Once back at CCN, Bargewell made his way to the hootch he had been sharing for the past three months with RT Virginia team member Doug Le Tourneau. He had a kind of dazed look on his face as he told the Frenchman he’d been shot square in the chest. Bargewell took off the NVA vest and removed one of the AK-47 magazines. Sure enough it had a bullet hole in it and when he gently shook the magazine, the bullet fell onto his bed. Bargewell and Le Tourneau just stared at it. “Bargewell, you’re one lucky son of a bitch.”
Early the following morning, Bargewell reported to and briefed Lieutenant General Richard Stillwell—the top general for the I Corps area of South Vietnam—on his mission and the planned Hatchet Force follow-up. Stillwell told him that RT Michigan’s mission was the single best intelligence-gathering operation in recent months. He thanked Bargewell and assured him that as soon as the Hatchet Force operation was concluded, a series of B-52 Arc Light sorties would be directed against targets garnered from the maps and intelligence reports that Bargewell had retrieved from the regimental bunker complex.
The following day, Schriver’s Hatchet Force was inserted into the bunker complex, where an NVA element of at least platoon strength encountered the CCS unit. The CCS Hatchet Force, combined with several tactical airstrikes, pushed back the lesser NVA forces and began collecting anything that wasn’t nailed down. By the end of the day, the CCS Hatchet Force had collected enough supplies, maps, weapons and munitions to load 15 helicopters before finally returning to CCN to celebrate one of the more successful Hatchet Force operations in SOG history at that point in time.

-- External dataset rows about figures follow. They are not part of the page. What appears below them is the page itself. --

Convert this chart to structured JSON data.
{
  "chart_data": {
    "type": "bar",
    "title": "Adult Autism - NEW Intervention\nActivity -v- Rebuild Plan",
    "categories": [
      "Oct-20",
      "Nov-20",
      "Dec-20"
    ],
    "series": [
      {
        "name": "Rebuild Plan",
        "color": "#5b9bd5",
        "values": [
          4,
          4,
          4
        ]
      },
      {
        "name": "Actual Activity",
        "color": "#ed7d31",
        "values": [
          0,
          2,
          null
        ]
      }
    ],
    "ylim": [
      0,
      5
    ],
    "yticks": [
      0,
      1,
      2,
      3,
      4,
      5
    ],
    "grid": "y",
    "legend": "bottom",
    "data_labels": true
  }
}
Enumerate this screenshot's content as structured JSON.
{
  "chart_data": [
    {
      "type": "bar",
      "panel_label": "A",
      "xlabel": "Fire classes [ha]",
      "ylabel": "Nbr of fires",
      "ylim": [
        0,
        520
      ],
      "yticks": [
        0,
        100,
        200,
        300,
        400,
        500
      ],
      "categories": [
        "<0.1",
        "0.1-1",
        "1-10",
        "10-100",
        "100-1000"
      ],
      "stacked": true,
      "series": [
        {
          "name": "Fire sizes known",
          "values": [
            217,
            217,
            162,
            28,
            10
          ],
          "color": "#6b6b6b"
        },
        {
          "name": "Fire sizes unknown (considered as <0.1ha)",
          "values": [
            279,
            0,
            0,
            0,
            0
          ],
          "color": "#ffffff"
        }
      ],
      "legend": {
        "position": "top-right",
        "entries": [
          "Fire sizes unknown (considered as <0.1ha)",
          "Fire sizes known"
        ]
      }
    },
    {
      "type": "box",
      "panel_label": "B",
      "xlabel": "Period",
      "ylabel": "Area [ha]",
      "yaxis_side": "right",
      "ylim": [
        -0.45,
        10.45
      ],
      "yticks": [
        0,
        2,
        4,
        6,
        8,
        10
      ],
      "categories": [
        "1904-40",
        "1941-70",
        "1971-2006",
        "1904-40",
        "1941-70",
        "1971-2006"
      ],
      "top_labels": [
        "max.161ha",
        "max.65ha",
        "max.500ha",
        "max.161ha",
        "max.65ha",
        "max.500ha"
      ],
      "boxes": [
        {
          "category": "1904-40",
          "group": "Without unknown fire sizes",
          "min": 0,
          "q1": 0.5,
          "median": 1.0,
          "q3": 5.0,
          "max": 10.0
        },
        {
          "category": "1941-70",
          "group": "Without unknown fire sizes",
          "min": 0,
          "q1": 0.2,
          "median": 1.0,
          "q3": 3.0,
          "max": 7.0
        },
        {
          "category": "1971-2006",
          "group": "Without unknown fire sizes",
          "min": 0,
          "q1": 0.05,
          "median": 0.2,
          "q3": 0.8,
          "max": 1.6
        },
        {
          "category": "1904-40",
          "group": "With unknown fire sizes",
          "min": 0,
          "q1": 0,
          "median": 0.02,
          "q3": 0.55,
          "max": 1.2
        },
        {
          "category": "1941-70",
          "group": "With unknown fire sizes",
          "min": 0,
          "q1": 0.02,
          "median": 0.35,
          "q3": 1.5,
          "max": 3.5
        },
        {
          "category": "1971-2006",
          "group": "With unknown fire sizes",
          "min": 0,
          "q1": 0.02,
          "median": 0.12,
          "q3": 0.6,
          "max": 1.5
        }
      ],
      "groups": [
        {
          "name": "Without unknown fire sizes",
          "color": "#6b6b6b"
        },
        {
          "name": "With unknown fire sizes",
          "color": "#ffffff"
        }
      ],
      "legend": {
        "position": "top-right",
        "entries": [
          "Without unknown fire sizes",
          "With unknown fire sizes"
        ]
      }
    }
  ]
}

In one of the typical, disorienting, Vietnam War ironies, two days later, LeTourneau and Bargewell found themselves on their way to Hawaii to spend time with their wives. To move from a near-death experience to being in the arms of the woman you love is, to say the least, an enlightening transition. Both love and the threat of death have a marvelous way of focusing a man’s attention on the important things in life.
It is not recorded what it was Sergeant Bargewell reflected upon while walking the beaches of Hawaii or what flavor life had at that moment, but it’s safe to assume it was sweet.